I was gutted about the friend thing Pony but more so the timing of the contact it was bizarre, like he knew where we were and was tracking so when we weren't in the area for contact he was ringing hospitals and everywhere playing the 'i'm such a good caring dad, and she the bitch isn't letting me see my DC, and i don't know if one of them has been hospitalised' - all without any due cause, because nothing had happened and he had absolutely no reason to kick off this way, unless he knew we weren't around? Feeling fucking stalked again, bastard.

yes, i made it really clear to my friend not to give away any information about me, but she did. he wanted to know where we were and she told him. Why don't people get it!!! gah! My personal life is eff all to do with him where i go what i do.. sucky creepy creep psycho he is.

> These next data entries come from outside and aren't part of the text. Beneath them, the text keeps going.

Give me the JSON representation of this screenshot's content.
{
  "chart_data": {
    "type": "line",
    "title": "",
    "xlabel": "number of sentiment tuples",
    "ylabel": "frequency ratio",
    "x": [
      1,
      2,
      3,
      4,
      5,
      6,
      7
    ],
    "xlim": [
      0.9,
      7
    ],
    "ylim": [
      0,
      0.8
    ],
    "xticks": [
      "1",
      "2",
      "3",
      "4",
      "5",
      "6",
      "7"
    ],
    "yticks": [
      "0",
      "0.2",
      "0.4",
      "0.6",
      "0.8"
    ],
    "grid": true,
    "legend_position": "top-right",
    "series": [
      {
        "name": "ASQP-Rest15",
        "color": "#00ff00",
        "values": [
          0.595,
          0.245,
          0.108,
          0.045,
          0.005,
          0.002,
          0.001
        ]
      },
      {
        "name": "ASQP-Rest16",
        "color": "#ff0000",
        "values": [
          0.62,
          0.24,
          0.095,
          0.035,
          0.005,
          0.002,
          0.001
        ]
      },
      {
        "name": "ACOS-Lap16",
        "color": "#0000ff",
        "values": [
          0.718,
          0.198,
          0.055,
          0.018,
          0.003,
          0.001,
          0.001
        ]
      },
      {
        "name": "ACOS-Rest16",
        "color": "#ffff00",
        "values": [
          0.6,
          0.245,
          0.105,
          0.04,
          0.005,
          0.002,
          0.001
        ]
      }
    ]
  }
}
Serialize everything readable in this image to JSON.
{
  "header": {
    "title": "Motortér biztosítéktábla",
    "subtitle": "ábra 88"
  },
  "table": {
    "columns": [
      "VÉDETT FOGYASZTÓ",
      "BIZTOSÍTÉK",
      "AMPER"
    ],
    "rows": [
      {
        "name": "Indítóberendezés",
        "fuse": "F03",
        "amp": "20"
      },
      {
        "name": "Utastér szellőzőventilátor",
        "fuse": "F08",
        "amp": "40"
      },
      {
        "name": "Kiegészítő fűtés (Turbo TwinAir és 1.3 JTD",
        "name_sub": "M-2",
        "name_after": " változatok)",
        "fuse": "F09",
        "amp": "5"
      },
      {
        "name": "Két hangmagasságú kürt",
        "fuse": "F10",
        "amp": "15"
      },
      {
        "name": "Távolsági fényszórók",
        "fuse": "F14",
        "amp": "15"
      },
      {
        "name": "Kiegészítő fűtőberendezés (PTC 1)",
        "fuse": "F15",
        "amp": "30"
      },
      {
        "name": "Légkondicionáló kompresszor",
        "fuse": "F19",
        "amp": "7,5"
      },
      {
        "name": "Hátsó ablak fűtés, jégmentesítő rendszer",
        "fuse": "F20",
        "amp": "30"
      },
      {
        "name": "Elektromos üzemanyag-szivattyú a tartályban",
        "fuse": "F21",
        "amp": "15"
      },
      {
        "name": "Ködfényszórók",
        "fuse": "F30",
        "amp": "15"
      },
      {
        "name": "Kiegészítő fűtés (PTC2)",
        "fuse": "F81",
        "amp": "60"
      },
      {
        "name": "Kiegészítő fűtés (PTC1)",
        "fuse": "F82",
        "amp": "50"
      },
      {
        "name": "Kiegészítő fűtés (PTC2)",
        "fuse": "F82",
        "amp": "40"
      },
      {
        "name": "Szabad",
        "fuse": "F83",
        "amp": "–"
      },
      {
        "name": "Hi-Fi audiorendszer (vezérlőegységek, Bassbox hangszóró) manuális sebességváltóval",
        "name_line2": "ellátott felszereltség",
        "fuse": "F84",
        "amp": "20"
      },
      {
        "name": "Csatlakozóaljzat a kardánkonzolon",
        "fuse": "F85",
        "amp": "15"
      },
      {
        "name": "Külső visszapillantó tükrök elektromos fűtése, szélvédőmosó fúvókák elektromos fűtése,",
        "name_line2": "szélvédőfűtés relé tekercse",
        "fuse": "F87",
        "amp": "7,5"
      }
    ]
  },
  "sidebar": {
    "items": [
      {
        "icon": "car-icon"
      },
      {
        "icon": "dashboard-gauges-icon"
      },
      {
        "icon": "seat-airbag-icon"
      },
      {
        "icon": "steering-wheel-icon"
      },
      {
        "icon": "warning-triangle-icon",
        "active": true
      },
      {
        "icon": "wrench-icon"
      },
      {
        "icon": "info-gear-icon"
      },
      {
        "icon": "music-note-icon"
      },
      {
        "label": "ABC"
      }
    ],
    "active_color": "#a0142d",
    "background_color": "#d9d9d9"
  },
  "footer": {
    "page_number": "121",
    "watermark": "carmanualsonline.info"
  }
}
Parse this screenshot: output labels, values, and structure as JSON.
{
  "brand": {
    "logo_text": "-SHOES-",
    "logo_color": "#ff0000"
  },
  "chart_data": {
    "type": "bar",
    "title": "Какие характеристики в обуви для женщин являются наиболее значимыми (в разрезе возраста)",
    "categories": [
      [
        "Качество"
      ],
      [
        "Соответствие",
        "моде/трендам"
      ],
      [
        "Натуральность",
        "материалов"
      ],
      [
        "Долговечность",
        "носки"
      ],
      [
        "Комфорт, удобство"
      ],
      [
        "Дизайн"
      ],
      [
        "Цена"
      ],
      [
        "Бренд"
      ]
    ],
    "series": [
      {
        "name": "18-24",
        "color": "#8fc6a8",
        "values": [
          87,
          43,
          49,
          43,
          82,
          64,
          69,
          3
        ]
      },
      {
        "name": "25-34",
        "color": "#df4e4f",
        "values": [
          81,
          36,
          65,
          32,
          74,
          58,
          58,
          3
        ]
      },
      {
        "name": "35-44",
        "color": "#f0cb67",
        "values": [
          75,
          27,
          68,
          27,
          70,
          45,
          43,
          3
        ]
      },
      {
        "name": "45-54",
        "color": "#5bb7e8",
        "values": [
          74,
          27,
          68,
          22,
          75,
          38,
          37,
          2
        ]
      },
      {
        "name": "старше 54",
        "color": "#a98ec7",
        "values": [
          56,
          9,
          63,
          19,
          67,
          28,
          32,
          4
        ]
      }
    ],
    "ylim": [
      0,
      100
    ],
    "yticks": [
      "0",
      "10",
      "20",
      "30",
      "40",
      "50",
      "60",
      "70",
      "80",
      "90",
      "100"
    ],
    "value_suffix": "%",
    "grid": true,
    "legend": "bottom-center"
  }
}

ooo! feel bit better for that rant. I have limited contact with anyone that knows him in order to keep my life away from him, this is why i have to get out of here and the more this happens the more i feel under pressure to get out before i lose the plot totally. I know that others just don't get this, they think 'where's the harm'? Whats the big deal. They should try being stalked and see how it feels, having your house watched and your movements tracked, your friends used to coerce you to do his bidding.

Do i not trust them and keep my information to me? I feel like this is the only absolutely reliable way to be safe from him. He's still pumping DC for info about me, against court orders, but these things are virtually impossible to prove, costly and emotionally harmful to go through.